For too long, the children’s advocacy community has focused on simply advocating for individual programs or policy areas that are important to children without bringing in focus the larger funding problems facing children. It is why some of the leading national children’s groups came together on a letter to Congress earlier this year highlighting that, after adjusting for inflation, federal funding dedicated to children this year is $2.1 billion below 2012 levels.

That letter from the American Academy of Pediatrics, American Federation of Teachers, Children’s Defense Fund, Children’s Health Fund, Child Welfare League of America, Easter Seals, First Focus Campaign for Children, MENTOR, MomsRising, National Association for the Education of Homeless Children and Youth, National Child Abuse Coalition, National Education Association, National Head Start Association, National Title I Association, Public Advocacy for Kids, Save the Children, Share Our Strength, School Based Health Alliance, United Way and YMCA of the USA adds:

Overall, investments in children have declined the past four years in a row and make up less than eight cents of every dollar spent by the federal government.
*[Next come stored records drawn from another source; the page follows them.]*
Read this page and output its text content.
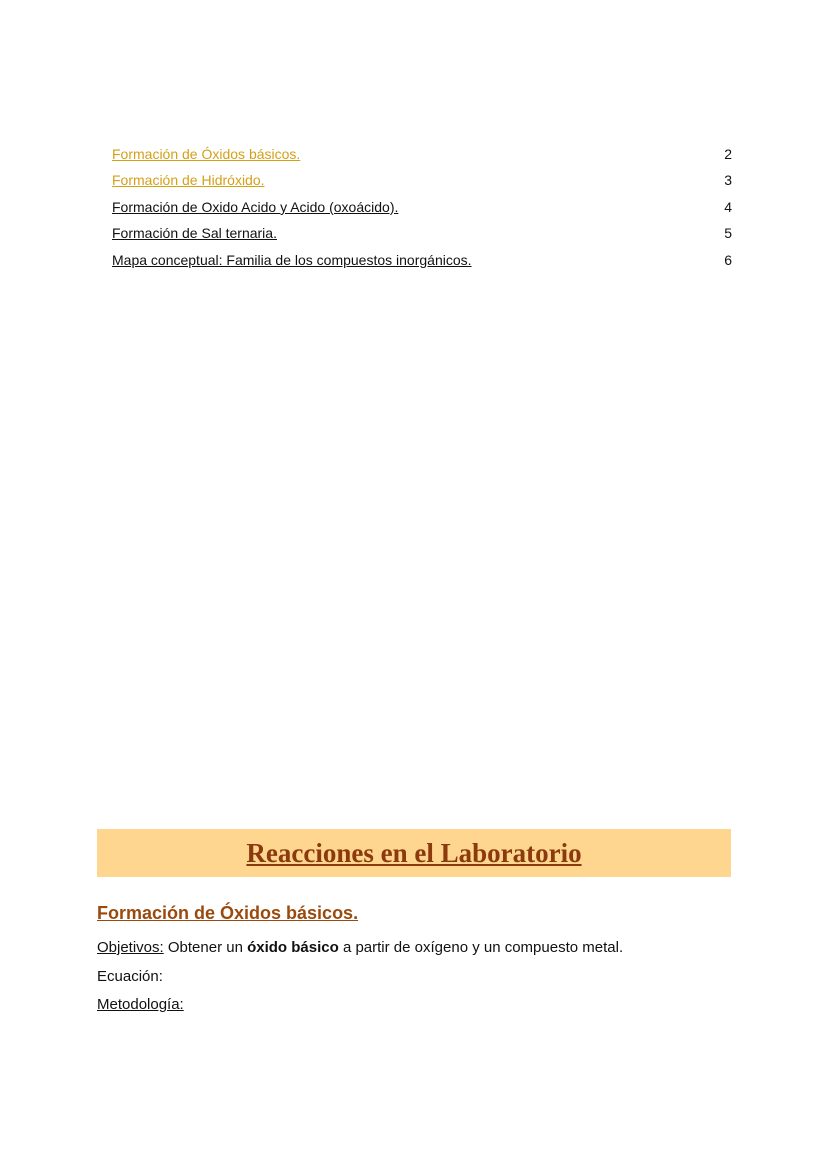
Formación de Óxidos básicos.	2
Formación de Hidróxido.	3
Formación de Oxido Acido y Acido (oxoácido).	4
Formación de Sal ternaria.	5
Mapa conceptual: Familia de los compuestos inorgánicos.	6
Reacciones en el Laboratorio
Formación de Óxidos básicos.
Objetivos: Obtener un óxido básico a partir de oxígeno y un compuesto metal.
Ecuación:
Metodología:
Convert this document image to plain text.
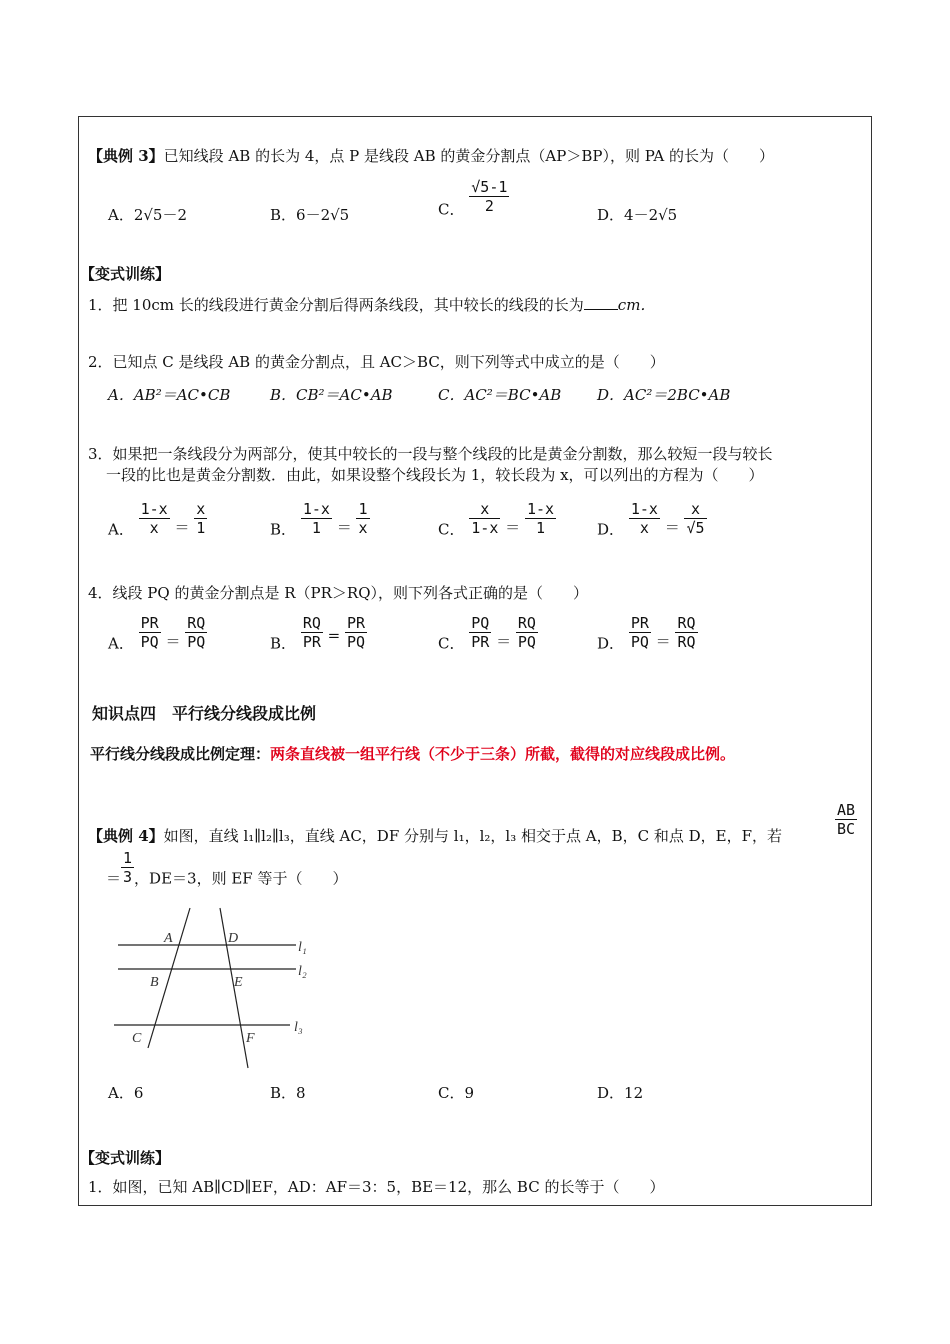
【典例 3】已知线段 AB 的长为 4，点 P 是线段 AB 的黄金分割点（AP＞BP），则 PA 的长为（　　）
A．2√5－2	B．6－2√5	C． $\frac{√5-1}{2}$	D．4－2√5
【变式训练】
1．把 10cm 长的线段进行黄金分割后得两条线段，其中较长的线段的长为 cm．
2．已知点 C 是线段 AB 的黄金分割点，且 AC＞BC，则下列等式中成立的是（　　）
A．AB²＝AC•CB	B．CB²＝AC•AB	C．AC²＝BC•AB D．AC²＝2BC•AB
3．如果把一条线段分为两部分，使其中较长的一段与整个线段的比是黄金分割数，那么较短一段与较长
一段的比也是黄金分割数．由此，如果设整个线段长为 1，较长段为 x，可以列出的方程为（　　）
A． $\frac{1-x}{x} = \frac{x}{1}$	B． $\frac{1-x}{1} = \frac{1}{x}$	C． $\frac{x}{1-x} = \frac{1-x}{1}$	D． $\frac{1-x}{x} = \frac{x}{√5}$
4．线段 PQ 的黄金分割点是 R（PR＞RQ），则下列各式正确的是（　　）
A． $\frac{PR}{PQ} = \frac{RQ}{PQ}$	B． $\frac{RQ}{PR} = \frac{PR}{PQ}$	C． $\frac{PQ}{PR} = \frac{RQ}{PQ}$	D． $\frac{PR}{PQ} = \frac{RQ}{RQ}$
知识点四　平行线分线段成比例
平行线分线段成比例定理：两条直线被一组平行线（不少于三条）所截，截得的对应线段成比例。
【典例 4】如图，直线 l₁∥l₂∥l₃，直线 AC，DF 分别与 l₁，l₂，l₃ 相交于点 A，B，C 和点 D，E，F，若	$\frac{AB}{BC}$
＝ $\frac{1}{3}$ ，DE＝3，则 EF 等于（　　）
A	D
B	E
C	F
l₁
l₂
l₃
A．6	B．8	C．9	D．12
【变式训练】
1．如图，已知 AB∥CD∥EF，AD：AF＝3：5，BE＝12，那么 BC 的长等于（　　）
After adjusting for inflation, discretionary investments for children are actually three percent below 2007 levels.

This is simply the wrong direction for our nation to be heading if we are concerned about our children and our future. Although the forces of inertia and the defenders of the status quo will not give way easily, we must build support for change.

Frankly, the stakes are too high and the cost of inaction is too great for us to fail.